Having asthma turned out to be a big risk factor for long COVID. While that might not seem surprising in a condition that impairs lung functioning, other possibilities could explain the link. People with asthma tend to produce increased levels of L-4 – which blocks IgG3 production and indeed low IgG3 levels have been found in asthma.
Demonstrating that the body is nothing if not complex, several studies have suggested that having asthma may be protective to some degree and lessens the chance of having severe COVID-19. One paper attempting to explain this phenomenon noted that the same mechanism (Th2 dominance, eosinophilic upregulation) that may make asthma protective in COVID-19 might make one more susceptible to long COVID.

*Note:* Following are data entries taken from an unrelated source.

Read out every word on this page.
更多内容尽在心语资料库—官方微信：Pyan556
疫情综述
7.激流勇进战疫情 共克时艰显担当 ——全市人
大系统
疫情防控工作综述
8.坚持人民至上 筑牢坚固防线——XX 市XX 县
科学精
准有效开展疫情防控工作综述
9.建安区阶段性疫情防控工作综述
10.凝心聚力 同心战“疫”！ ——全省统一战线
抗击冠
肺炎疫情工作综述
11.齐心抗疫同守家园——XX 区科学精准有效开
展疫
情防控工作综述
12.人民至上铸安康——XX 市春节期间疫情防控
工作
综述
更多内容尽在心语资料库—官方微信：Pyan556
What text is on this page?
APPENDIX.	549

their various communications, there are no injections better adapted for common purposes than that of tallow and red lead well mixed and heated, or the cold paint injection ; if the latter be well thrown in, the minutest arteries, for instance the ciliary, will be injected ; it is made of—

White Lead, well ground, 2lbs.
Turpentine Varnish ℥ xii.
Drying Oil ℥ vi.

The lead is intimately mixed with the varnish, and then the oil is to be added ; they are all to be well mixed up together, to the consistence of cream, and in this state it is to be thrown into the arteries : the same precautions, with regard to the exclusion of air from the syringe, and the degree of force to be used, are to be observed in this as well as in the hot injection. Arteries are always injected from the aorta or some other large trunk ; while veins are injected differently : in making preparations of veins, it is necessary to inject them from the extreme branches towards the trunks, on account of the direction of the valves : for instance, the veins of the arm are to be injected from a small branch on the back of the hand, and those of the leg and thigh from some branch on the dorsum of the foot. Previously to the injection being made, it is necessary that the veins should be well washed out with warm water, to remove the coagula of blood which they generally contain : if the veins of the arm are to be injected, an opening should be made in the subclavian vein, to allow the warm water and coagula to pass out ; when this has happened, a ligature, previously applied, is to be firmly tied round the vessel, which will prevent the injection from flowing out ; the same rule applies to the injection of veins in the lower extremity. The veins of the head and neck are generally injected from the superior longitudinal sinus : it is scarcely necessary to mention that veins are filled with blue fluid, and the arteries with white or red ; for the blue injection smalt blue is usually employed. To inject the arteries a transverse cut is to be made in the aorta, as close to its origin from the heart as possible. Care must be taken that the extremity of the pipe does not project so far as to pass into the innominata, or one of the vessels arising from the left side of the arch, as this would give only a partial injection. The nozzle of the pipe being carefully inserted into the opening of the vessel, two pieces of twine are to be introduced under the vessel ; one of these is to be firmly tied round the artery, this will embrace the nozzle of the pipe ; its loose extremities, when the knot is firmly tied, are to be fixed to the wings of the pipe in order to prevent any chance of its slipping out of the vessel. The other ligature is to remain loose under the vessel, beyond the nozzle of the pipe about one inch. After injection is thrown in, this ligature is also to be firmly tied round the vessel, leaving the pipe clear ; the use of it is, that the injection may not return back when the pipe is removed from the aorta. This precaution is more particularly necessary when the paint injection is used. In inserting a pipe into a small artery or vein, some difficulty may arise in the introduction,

Given the apparently low recognition given ME/CFS in much of Europe, it was good to see these Swiss authors note that low IgG levels have been found in ME/CFS – a disease they called “debilitating”. Indeed, several studies have found IgG3 deficiencies to be the most common immunoglobulin deficiencies found in ME/CFS.
The authors’ suggestion that IVIG and similar therapies might turn out to be useful brought up the question of whether IVIG might work in ME/CFS as well. While IVIG studies have not, on the face of them, seemed to argue for the widespread use of IVIG in ME/CFS, Brownlie and Speight recently argued that interpreted properly, the studies indicate the ME/CFS patients who benefit often do so quite significantly, and that research should continue to tease out the subgroups of patients that benefit. They also assert that the evidence thus far suggests that PACS or long COVID-patients may benefit as well. They are not the first to suggest that, and many studies have been assessing IVIG effectiveness in COVID-19.
This study – one of the first to employ predictive modeling – produced some interesting possibilities including that an immune deficiency found in a subgroup of ME/CFS patients (IgG3 deficiency) might open the door to long COVID as well. That finding, if validated, could provide a relatively easy-to-access test that could assess the risk of coming down with long COVID. It could also open the door to immune enhancement strategies such as IVIG that have shown to be helpful in a subset of people with ME/CFS.
We’ll see many more predictive modeling long COVID studies that assess biological factors at the time of infection and then during the emergence of long COVID to try and figure out how this mysterious condition got started and how it’s being maintained.